Can a great system make a mediocre recording sound good?


I spend a lot of time searching for well produced recordings as they (of course) sound so good on my system (Hegel 160 + Linn Majik 140 speakers).  I can't tolerate poor sounding recordings - regardless of the quality of the performance itself.   I was at a high end audio store yesterday and the sales person took the position that a really high-end system can make even mediocre recordings sound good.  Agree?

jcs01

I've found that most 'poor' recordings only sound poor because the system/room I was hearing them in was not good enough to translate the acoustics of the space the recording was made in. There are much fewer poor recordings than we generally believe exist; and more poor systems/rooms that make us believe the recording was poor. The best sound/room systems accurately allow the decay and reverberation of the recordings to complete what we understand as the soundstage, such that what once sounded like a poor recording was merely an inaccurate or incomplete playback of the uniquely altered sound of instruments and music in the specific venue of the original recording. 

 

In friendship, kevin.

What I have found is exemplified by my run in with Jimi Hendrix ‘Are you experienced?’.  When I play it on the system I have today (for nostalgia sake) it’s almost unlistenable … harsh, bright, compressed etc … though the music still good.  It just never sounds as good as it did on my parents cheap console system 40 years ago even when my hearing was better.  

The simple truth is a very good system is probably very revealing as well. That said a lousy recording will be lousy !! You can waste your time with room treatment and or the dials only to end up with lousy !! Play a noted well mastered Selection then without touching anything throw on some old Rolling Stones. Their not in the room with you their in that Sony Walkman lol. Pick and choose new and old it’s out there.., turn it up and smile when you find it.

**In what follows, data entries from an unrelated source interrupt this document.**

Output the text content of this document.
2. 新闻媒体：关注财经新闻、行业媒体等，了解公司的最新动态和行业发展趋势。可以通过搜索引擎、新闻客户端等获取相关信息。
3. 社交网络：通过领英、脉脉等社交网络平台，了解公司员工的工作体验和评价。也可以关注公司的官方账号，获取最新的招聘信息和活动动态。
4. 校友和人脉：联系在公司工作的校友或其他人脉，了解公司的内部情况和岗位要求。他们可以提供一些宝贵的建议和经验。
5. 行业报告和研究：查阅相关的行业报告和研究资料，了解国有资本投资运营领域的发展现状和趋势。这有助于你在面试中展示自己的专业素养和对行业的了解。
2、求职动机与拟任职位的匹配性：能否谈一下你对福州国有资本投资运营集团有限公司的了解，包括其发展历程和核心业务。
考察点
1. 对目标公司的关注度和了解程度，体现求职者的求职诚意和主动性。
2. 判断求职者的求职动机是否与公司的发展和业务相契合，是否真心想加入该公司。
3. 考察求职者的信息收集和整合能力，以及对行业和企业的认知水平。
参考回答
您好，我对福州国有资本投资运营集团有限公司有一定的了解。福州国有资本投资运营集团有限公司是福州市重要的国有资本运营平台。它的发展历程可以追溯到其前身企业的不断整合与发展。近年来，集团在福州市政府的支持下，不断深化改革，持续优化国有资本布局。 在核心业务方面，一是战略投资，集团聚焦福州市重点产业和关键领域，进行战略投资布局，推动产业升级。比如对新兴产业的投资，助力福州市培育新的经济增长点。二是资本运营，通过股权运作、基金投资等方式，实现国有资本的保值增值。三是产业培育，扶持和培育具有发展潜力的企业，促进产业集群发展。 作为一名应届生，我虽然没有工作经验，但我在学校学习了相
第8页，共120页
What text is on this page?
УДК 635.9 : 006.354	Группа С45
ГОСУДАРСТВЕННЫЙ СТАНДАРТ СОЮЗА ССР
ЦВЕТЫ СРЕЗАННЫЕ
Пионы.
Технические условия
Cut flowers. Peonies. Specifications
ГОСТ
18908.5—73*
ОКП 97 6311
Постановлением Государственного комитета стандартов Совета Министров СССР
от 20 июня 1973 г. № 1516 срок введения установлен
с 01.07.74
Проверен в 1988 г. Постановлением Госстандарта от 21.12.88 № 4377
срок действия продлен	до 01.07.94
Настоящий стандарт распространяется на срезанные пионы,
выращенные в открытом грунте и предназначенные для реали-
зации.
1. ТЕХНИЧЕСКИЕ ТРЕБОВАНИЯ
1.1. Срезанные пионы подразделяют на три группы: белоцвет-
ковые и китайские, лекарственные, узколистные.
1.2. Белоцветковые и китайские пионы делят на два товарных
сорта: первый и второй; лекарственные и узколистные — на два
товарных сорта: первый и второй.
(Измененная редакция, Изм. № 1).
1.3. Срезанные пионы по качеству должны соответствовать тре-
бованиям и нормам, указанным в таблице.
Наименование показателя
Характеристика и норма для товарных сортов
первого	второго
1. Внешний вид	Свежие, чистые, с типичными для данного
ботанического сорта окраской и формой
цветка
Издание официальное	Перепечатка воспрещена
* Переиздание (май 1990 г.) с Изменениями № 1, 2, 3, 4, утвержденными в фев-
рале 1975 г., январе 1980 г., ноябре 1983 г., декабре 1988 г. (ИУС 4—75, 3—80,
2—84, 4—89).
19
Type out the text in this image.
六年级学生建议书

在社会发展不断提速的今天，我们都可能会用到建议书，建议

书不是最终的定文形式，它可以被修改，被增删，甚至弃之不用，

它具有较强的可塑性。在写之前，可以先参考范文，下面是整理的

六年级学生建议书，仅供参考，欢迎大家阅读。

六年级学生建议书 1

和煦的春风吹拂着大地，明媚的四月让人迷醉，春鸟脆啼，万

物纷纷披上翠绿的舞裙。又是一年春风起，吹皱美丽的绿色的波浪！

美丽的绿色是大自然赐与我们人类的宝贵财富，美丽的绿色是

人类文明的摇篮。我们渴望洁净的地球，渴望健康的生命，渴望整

All systems are imperfect.  That is they cannot perfectly reproduce the signal fed into them.  Therefore the sound that comes out will be judged either 'better' or 'worse' at reproducing that signal.  The systems that are 'better' will be improving the sound of the (poor) recording.

Therefore a system could be designed that would process poor recordings to sound like good ones.  But the changes made would render the performance different from the original recording.

 

 

A poor recording will always remain as such. What you get with a better balanced system is that even a poor recording would have a meaning. No it will not sound good but it would be easier to follow.